Well no, I'm sorry but if those tribesmen were born today and ate the same food and learned the same knowledge they'd be just capable as anyone living today. Take an orphan from some tribe in the rainforest, nurture them and put them to school in London and are they going to be less capable than a Londoner who was born there and whose family has lived there for 5 generations? No.
Ah, I think you're finally coming towards the light!
The introduction of
culture, which includes technology, represented a fundamental shift in human development. Natural selection became largely obsolete. We now undergo technological selection: those with the best tech, survive. Agriculture is a great example.
This is why the transhumanist movement does not largely feel the need to 'advocate' anything, as you seem to suggest. Nor is it afraid of side effects - because, indeed, you are correct, drugs have side effects. So will any modification to the human condition. Many of the side effects will be awful, even atrocious.
You apparently have something against genetic modification of the human germ line, except in conditions where you approve of it. *shrug* That's fine. You won't have to avail yourself of it.

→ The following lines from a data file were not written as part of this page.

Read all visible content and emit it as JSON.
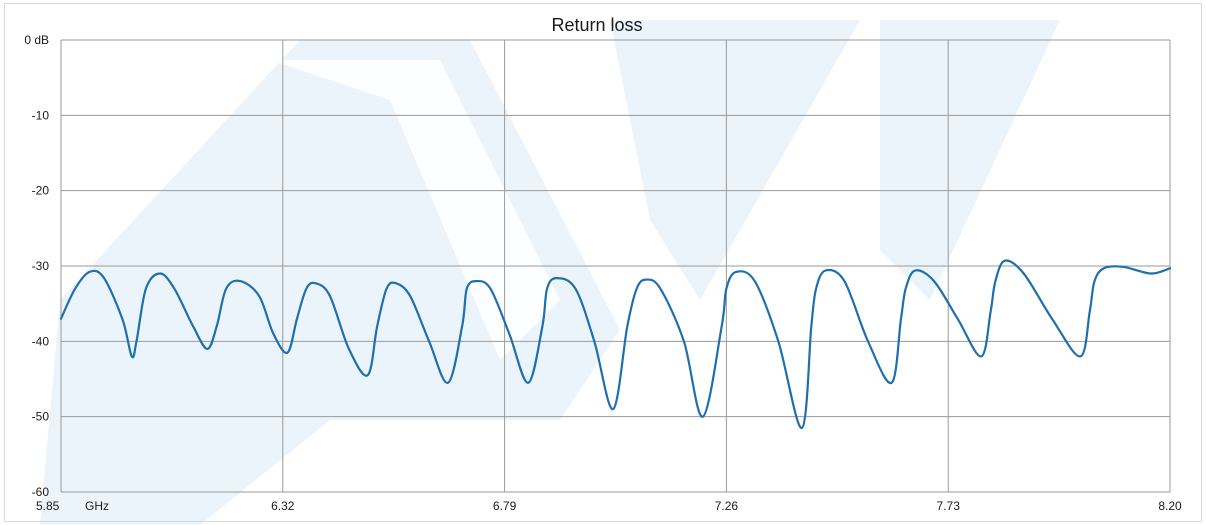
{
  "chart_data": {
    "type": "line",
    "title": "Return loss",
    "xlabel": "GHz",
    "ylabel": "dB",
    "xlim": [
      5.85,
      8.2
    ],
    "ylim": [
      -60,
      0
    ],
    "x_ticks": [
      "5.85",
      "6.32",
      "6.79",
      "7.26",
      "7.73",
      "8.20"
    ],
    "y_ticks": [
      "0 dB",
      "-10",
      "-20",
      "-30",
      "-40",
      "-50",
      "-60"
    ],
    "x_unit_label": "GHz",
    "grid": true,
    "line_color": "#1f6fad",
    "series": [
      {
        "x": [
          5.85,
          5.88,
          5.91,
          5.94,
          5.98,
          6.0,
          6.01,
          6.03,
          6.06,
          6.09,
          6.13,
          6.16,
          6.18,
          6.2,
          6.23,
          6.27,
          6.3,
          6.33,
          6.35,
          6.37,
          6.39,
          6.42,
          6.46,
          6.5,
          6.52,
          6.54,
          6.56,
          6.59,
          6.63,
          6.67,
          6.7,
          6.71,
          6.73,
          6.76,
          6.8,
          6.84,
          6.87,
          6.88,
          6.9,
          6.94,
          6.98,
          7.02,
          7.05,
          7.07,
          7.09,
          7.12,
          7.17,
          7.21,
          7.25,
          7.26,
          7.28,
          7.32,
          7.37,
          7.42,
          7.44,
          7.45,
          7.47,
          7.51,
          7.56,
          7.61,
          7.63,
          7.64,
          7.66,
          7.7,
          7.75,
          7.8,
          7.82,
          7.83,
          7.85,
          7.89,
          7.95,
          8.01,
          8.03,
          8.04,
          8.06,
          8.1,
          8.16,
          8.2
        ],
        "y": [
          -37,
          -33,
          -30.8,
          -31.5,
          -37,
          -42,
          -40,
          -33,
          -31,
          -33,
          -38,
          -41,
          -38,
          -33,
          -32,
          -34,
          -39,
          -41.5,
          -37,
          -33,
          -32.3,
          -34,
          -41,
          -44.5,
          -38,
          -33,
          -32.3,
          -34,
          -40,
          -45.5,
          -38,
          -33,
          -32,
          -33,
          -39,
          -45.5,
          -38,
          -33,
          -31.6,
          -33,
          -40,
          -49,
          -38,
          -33,
          -31.8,
          -33,
          -40,
          -50,
          -38,
          -33,
          -30.8,
          -32,
          -40,
          -51.5,
          -38,
          -33,
          -30.6,
          -32,
          -40,
          -45.5,
          -37,
          -33,
          -30.6,
          -32,
          -37,
          -42,
          -36,
          -32,
          -29.3,
          -31,
          -37,
          -42,
          -36,
          -32,
          -30.3,
          -30.1,
          -31,
          -30.3
        ]
      }
    ]
  },
  "watermark": "stylized letter logo watermark"
}
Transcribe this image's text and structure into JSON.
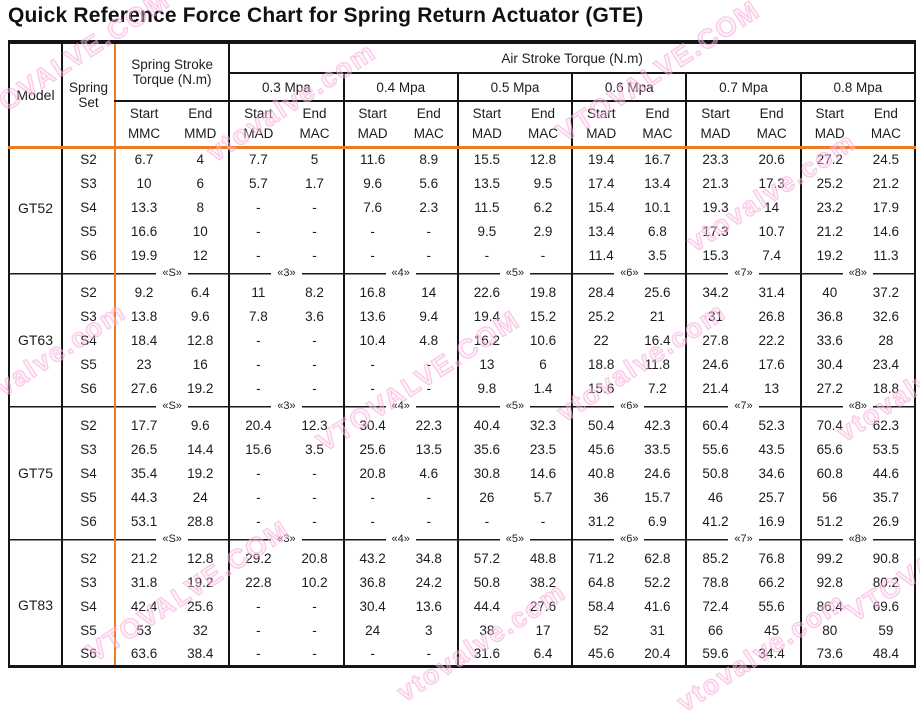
{
  "title": "Quick Reference Force Chart for Spring Return Actuator (GTE)",
  "colors": {
    "accent_orange": "#ed7d22",
    "border_black": "#151515",
    "watermark_pink": "#f49ed6"
  },
  "watermark": {
    "text_lower": "vtovalve.com",
    "text_upper": "VTOVALVE.COM"
  },
  "header": {
    "model": "Model",
    "spring_set": "Spring Set",
    "spring_stroke_torque": "Spring Stroke Torque (N.m)",
    "air_stroke_torque": "Air Stroke Torque (N.m)",
    "pressures": [
      "0.3 Mpa",
      "0.4 Mpa",
      "0.5 Mpa",
      "0.6 Mpa",
      "0.7 Mpa",
      "0.8 Mpa"
    ],
    "spring_sub": [
      {
        "top": "Start",
        "bottom": "MMC"
      },
      {
        "top": "End",
        "bottom": "MMD"
      }
    ],
    "air_sub": [
      {
        "top": "Start",
        "bottom": "MAD"
      },
      {
        "top": "End",
        "bottom": "MAC"
      }
    ]
  },
  "separator_markers": [
    "«S»",
    "«3»",
    "«4»",
    "«5»",
    "«6»",
    "«7»",
    "«8»"
  ],
  "groups": [
    {
      "model": "GT52",
      "rows": [
        {
          "set": "S2",
          "values": [
            "6.7",
            "4",
            "7.7",
            "5",
            "11.6",
            "8.9",
            "15.5",
            "12.8",
            "19.4",
            "16.7",
            "23.3",
            "20.6",
            "27.2",
            "24.5"
          ]
        },
        {
          "set": "S3",
          "values": [
            "10",
            "6",
            "5.7",
            "1.7",
            "9.6",
            "5.6",
            "13.5",
            "9.5",
            "17.4",
            "13.4",
            "21.3",
            "17.3",
            "25.2",
            "21.2"
          ]
        },
        {
          "set": "S4",
          "values": [
            "13.3",
            "8",
            "-",
            "-",
            "7.6",
            "2.3",
            "11.5",
            "6.2",
            "15.4",
            "10.1",
            "19.3",
            "14",
            "23.2",
            "17.9"
          ]
        },
        {
          "set": "S5",
          "values": [
            "16.6",
            "10",
            "-",
            "-",
            "-",
            "-",
            "9.5",
            "2.9",
            "13.4",
            "6.8",
            "17.3",
            "10.7",
            "21.2",
            "14.6"
          ]
        },
        {
          "set": "S6",
          "values": [
            "19.9",
            "12",
            "-",
            "-",
            "-",
            "-",
            "-",
            "-",
            "11.4",
            "3.5",
            "15.3",
            "7.4",
            "19.2",
            "11.3"
          ]
        }
      ]
    },
    {
      "model": "GT63",
      "rows": [
        {
          "set": "S2",
          "values": [
            "9.2",
            "6.4",
            "11",
            "8.2",
            "16.8",
            "14",
            "22.6",
            "19.8",
            "28.4",
            "25.6",
            "34.2",
            "31.4",
            "40",
            "37.2"
          ]
        },
        {
          "set": "S3",
          "values": [
            "13.8",
            "9.6",
            "7.8",
            "3.6",
            "13.6",
            "9.4",
            "19.4",
            "15.2",
            "25.2",
            "21",
            "31",
            "26.8",
            "36.8",
            "32.6"
          ]
        },
        {
          "set": "S4",
          "values": [
            "18.4",
            "12.8",
            "-",
            "-",
            "10.4",
            "4.8",
            "16.2",
            "10.6",
            "22",
            "16.4",
            "27.8",
            "22.2",
            "33.6",
            "28"
          ]
        },
        {
          "set": "S5",
          "values": [
            "23",
            "16",
            "-",
            "-",
            "-",
            "-",
            "13",
            "6",
            "18.8",
            "11.8",
            "24.6",
            "17.6",
            "30.4",
            "23.4"
          ]
        },
        {
          "set": "S6",
          "values": [
            "27.6",
            "19.2",
            "-",
            "-",
            "-",
            "-",
            "9.8",
            "1.4",
            "15.6",
            "7.2",
            "21.4",
            "13",
            "27.2",
            "18.8"
          ]
        }
      ]
    },
    {
      "model": "GT75",
      "rows": [
        {
          "set": "S2",
          "values": [
            "17.7",
            "9.6",
            "20.4",
            "12.3",
            "30.4",
            "22.3",
            "40.4",
            "32.3",
            "50.4",
            "42.3",
            "60.4",
            "52.3",
            "70.4",
            "62.3"
          ]
        },
        {
          "set": "S3",
          "values": [
            "26.5",
            "14.4",
            "15.6",
            "3.5",
            "25.6",
            "13.5",
            "35.6",
            "23.5",
            "45.6",
            "33.5",
            "55.6",
            "43.5",
            "65.6",
            "53.5"
          ]
        },
        {
          "set": "S4",
          "values": [
            "35.4",
            "19.2",
            "-",
            "-",
            "20.8",
            "4.6",
            "30.8",
            "14.6",
            "40.8",
            "24.6",
            "50.8",
            "34.6",
            "60.8",
            "44.6"
          ]
        },
        {
          "set": "S5",
          "values": [
            "44.3",
            "24",
            "-",
            "-",
            "-",
            "-",
            "26",
            "5.7",
            "36",
            "15.7",
            "46",
            "25.7",
            "56",
            "35.7"
          ]
        },
        {
          "set": "S6",
          "values": [
            "53.1",
            "28.8",
            "-",
            "-",
            "-",
            "-",
            "-",
            "-",
            "31.2",
            "6.9",
            "41.2",
            "16.9",
            "51.2",
            "26.9"
          ]
        }
      ]
    },
    {
      "model": "GT83",
      "rows": [
        {
          "set": "S2",
          "values": [
            "21.2",
            "12.8",
            "29.2",
            "20.8",
            "43.2",
            "34.8",
            "57.2",
            "48.8",
            "71.2",
            "62.8",
            "85.2",
            "76.8",
            "99.2",
            "90.8"
          ]
        },
        {
          "set": "S3",
          "values": [
            "31.8",
            "19.2",
            "22.8",
            "10.2",
            "36.8",
            "24.2",
            "50.8",
            "38.2",
            "64.8",
            "52.2",
            "78.8",
            "66.2",
            "92.8",
            "80.2"
          ]
        },
        {
          "set": "S4",
          "values": [
            "42.4",
            "25.6",
            "-",
            "-",
            "30.4",
            "13.6",
            "44.4",
            "27.6",
            "58.4",
            "41.6",
            "72.4",
            "55.6",
            "86.4",
            "69.6"
          ]
        },
        {
          "set": "S5",
          "values": [
            "53",
            "32",
            "-",
            "-",
            "24",
            "3",
            "38",
            "17",
            "52",
            "31",
            "66",
            "45",
            "80",
            "59"
          ]
        },
        {
          "set": "S6",
          "values": [
            "63.6",
            "38.4",
            "-",
            "-",
            "-",
            "-",
            "31.6",
            "6.4",
            "45.6",
            "20.4",
            "59.6",
            "34.4",
            "73.6",
            "48.4"
          ]
        }
      ]
    }
  ]
}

Genetic modification of that sort is certainly full of extraordinary ramifications. And yet it is only a natural extension of what we already do.
That's why external technology will always be superior to any biological enhancement. Because you can use whatever you need depending on the circumstance, you can take those drawbacks for a short period of time rather than having to live with them for the rest of your life.
Er, right, but in no way is that an argument against genetic engineering.
For example, right now you lack a cognitive trait called 'calibration' - you cannot perform basic judgments of probability reliably. If that was genetically corrected, say by the elimination of base rate neglect, what do you feel the drawbacks would be?
Ahem. Now, for a different matter.
You are being shockingly rude. You have stated that you believe people in this thread are being 'one-sided and irresponsible.' Yet I don't think that either The_E or myself (or any other educated individual) believes that genetic engineering is
not staggeringly complex, extremely finicky, and full of dangerous social implications.
Why you would believe that we've all got a hard-on for genemodding is beyond me. From left field a few pages back you said that I thought genetic engineering was the solution to all problems, and from then on forward you've been on some kind of mad crusade against a problem that doesn't exist.
I'll say it again: humping a straw man gets you nothing but weird looks.
Let me restate my position: I believe that genetic engineering will, at some point in the future, be a useful tool for improving the human condition, and I believe that with work (and, inevitably, through failures) its risks will be understood and avoided.